Paulinho não seria a primeira ausência forçada para a família. Uma das filhas do casal, Juliana, foi assassinada aos 17 anos com uma pancada na cabeça, em 1998. “Pelo menos a gente sabe que está enterrada. E o Paulinho, não. Não sabemos de nada, não tem explicação”, diz Maria das Graças. “Acho que Deus resolveu tomar conta, e eu não sei onde ele está. Um dia eu vou saber. Não sei que horas, que minuto, mas eu vou saber”, afirma. “Todos nós temos uma missão aqui na Terra. A minha foi ter tido três filhos – e dois seriam crucificados pela violência.”
Pesquisa. Francilene Gomes Fernandes, de 36 anos, é a filha que sobrou. Após a morte da irmã e o desaparecimento do irmão, ela decidiu fazer mestrado em Serviço Social e escreveu a dissertação Barbárie e Direitos Humanos: As Execuções Sumárias e Desaparecimentos Forçados em Maio (2006) em São Paulo, defendida na Pontifícia Universidade Católica de São Paulo (PUC-SP). “Ela acabou abraçando a causa para defender outras pessoas.
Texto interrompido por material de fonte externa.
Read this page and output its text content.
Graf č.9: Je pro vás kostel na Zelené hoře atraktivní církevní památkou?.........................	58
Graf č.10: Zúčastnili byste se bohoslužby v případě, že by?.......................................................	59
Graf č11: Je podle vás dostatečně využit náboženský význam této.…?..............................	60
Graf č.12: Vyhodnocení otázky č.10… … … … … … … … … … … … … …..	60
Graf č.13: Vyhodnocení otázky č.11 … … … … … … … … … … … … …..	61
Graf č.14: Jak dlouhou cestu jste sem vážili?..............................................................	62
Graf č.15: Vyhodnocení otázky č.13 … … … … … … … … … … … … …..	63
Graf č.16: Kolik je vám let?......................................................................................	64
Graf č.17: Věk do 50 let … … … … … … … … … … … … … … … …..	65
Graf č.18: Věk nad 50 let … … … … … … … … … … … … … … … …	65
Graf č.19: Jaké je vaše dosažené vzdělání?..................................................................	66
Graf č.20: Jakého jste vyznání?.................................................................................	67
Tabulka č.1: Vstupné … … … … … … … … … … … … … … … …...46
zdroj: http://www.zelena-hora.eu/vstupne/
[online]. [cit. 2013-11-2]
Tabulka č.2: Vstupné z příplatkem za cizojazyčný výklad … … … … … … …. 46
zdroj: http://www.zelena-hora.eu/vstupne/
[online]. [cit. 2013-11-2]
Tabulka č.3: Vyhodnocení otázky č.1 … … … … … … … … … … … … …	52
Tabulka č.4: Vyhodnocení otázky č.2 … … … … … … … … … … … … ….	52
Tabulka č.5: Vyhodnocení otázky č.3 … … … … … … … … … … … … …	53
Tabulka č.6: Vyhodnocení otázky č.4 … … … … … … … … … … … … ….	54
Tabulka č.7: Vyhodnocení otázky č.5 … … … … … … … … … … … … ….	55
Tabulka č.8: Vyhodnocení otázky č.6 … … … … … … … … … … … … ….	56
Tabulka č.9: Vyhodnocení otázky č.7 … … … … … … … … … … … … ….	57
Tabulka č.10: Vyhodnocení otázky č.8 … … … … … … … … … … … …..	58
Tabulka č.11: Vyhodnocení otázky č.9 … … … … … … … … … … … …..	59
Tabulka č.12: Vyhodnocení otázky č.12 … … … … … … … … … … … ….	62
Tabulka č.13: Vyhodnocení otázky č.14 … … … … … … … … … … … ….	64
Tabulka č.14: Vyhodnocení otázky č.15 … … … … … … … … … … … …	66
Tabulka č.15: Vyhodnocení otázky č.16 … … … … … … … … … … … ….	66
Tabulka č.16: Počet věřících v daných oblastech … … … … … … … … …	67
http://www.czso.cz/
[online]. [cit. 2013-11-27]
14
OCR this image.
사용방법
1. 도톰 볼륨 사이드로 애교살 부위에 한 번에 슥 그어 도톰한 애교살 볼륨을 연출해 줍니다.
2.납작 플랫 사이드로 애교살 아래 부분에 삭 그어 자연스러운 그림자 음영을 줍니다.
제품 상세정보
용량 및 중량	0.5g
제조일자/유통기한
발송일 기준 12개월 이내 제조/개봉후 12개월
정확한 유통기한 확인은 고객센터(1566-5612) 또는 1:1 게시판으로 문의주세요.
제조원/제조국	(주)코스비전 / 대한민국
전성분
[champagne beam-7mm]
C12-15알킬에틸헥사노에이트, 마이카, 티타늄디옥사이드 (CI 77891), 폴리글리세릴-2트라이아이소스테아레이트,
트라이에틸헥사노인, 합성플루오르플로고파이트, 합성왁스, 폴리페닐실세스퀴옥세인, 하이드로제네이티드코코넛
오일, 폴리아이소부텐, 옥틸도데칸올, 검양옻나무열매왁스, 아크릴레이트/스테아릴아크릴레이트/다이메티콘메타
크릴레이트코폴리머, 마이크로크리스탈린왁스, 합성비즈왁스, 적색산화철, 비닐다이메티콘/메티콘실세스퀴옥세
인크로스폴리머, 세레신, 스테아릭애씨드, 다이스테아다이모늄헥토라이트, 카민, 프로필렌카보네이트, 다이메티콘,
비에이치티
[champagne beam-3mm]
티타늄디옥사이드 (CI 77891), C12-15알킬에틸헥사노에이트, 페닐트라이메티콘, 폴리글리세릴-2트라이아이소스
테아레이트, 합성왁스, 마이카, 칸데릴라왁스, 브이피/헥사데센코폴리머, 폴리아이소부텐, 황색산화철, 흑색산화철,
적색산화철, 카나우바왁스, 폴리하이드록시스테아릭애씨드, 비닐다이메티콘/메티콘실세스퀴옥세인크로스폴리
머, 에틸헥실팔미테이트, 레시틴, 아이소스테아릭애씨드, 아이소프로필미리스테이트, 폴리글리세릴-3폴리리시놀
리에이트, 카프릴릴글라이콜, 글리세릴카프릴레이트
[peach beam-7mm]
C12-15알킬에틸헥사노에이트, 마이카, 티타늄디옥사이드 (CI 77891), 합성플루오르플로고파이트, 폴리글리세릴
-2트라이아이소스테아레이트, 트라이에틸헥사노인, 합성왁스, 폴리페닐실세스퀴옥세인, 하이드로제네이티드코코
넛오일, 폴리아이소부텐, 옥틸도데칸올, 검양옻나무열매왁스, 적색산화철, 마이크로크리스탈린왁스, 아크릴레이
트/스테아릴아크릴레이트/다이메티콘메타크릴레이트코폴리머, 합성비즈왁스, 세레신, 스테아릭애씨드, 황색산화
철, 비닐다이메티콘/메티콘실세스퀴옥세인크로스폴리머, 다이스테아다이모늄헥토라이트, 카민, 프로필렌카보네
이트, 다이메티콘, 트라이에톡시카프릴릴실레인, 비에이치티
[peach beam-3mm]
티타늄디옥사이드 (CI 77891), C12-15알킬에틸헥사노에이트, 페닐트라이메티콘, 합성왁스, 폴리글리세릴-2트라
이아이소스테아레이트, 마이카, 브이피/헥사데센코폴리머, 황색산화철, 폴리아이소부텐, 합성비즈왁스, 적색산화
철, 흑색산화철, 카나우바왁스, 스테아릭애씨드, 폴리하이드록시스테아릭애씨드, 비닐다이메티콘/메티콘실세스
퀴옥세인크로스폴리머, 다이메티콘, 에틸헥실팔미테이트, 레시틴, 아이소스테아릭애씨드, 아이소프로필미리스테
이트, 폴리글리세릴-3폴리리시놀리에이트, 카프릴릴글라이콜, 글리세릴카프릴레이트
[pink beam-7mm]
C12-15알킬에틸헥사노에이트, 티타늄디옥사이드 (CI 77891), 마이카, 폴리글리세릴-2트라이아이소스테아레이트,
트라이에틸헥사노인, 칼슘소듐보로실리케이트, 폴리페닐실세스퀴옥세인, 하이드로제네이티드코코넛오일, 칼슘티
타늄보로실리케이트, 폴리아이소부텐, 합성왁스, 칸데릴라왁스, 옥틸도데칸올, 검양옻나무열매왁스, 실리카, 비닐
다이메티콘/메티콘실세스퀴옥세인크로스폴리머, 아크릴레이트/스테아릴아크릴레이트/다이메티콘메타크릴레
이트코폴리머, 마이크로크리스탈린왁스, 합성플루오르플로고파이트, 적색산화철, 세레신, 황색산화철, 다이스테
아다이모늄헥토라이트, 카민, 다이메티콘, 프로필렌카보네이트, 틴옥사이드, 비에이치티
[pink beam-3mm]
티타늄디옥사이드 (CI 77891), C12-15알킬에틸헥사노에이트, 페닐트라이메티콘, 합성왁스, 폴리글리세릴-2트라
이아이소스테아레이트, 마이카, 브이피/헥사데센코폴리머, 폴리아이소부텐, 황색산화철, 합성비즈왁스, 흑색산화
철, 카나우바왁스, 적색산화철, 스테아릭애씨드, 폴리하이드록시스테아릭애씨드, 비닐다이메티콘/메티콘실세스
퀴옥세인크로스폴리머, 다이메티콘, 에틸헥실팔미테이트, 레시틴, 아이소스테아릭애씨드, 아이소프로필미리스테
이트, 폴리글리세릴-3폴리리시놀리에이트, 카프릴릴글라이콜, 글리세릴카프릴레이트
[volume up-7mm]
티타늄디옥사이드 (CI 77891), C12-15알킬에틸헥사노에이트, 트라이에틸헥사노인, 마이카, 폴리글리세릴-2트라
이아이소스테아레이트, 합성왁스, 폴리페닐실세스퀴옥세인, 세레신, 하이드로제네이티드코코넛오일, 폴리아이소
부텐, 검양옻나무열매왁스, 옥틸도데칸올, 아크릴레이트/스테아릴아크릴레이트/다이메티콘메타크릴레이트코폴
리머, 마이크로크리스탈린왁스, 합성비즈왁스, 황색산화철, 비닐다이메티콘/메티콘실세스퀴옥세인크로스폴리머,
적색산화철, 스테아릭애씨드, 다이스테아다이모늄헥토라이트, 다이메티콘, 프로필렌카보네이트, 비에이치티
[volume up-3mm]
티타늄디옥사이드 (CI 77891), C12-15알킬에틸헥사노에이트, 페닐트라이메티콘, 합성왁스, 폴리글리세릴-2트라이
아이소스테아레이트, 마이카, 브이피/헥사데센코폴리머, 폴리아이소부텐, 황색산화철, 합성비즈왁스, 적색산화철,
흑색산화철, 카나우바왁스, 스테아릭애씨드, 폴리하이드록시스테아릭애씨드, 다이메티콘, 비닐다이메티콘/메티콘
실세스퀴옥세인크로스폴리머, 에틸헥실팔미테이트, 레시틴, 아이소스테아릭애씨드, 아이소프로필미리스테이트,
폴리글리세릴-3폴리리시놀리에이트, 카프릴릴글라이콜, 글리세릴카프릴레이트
Eu me agarrei a isso. Ameniza a saudade e a dor”, diz Maria das Graças.
No estudo, Francilene aponta que testemunhas teriam presenciado a detenção por PMs da Força Tática ou da Rota nos quatro casos de desaparecimento. Eram negros ou pardos e nenhum deles concluiu o ensino fundamental. Três tinham passagem pela polícia. Todos moravam na periferia. As famílias também relatam ter ouvido em delegacias insinuações de que eles eram vinculados ao PCC.
O primeiro caso aconteceu em Parelheiros, no extremo da zona sul da capital, onde Ronaldo Procópio Alves, de 30 anos, que estava em liberdade provisória, sumiu no dia 13 de maio. Foi visto ao ser levado vivo por policiais da Força Tática, mas a família não soube mais de seu paradeiro. No dia seguinte, dois guardadores de carro, Diego Augusto Sant’Anna, de 15 anos, e Everton dos Santos Pereira, de 24, desapareceram em Guarulhos, após serem detidos em uma viatura não identificada.
Das denúncias de desaparecimento feitas em maio de 2006, o único corpo localizado foi o do adolescente Maycon Carlos Silva Santos. Testemunhas disseram que ele entrou em uma viatura da Força Tática no dia 15, na Casa Verde, zona norte de São Paulo, depois sumiu. Foi localizado no dia seguinte e o corpo apresentava marcas de tiros. O caso passou a integrar os de autoria desconhecida.
Sobre os desaparecidos, a Secretaria da Segurança Pública (SSP) informa, por meio de nota, que foram instaurados três inquéritos pela 2ª Delegacia de Proteção à Pessoa do Departamento de Homicídios e Proteção à Pessoa (DHPP). “As buscas continuam para localizá-los e as queixas permanecem ativas no banco de dados da Polícia Civil.”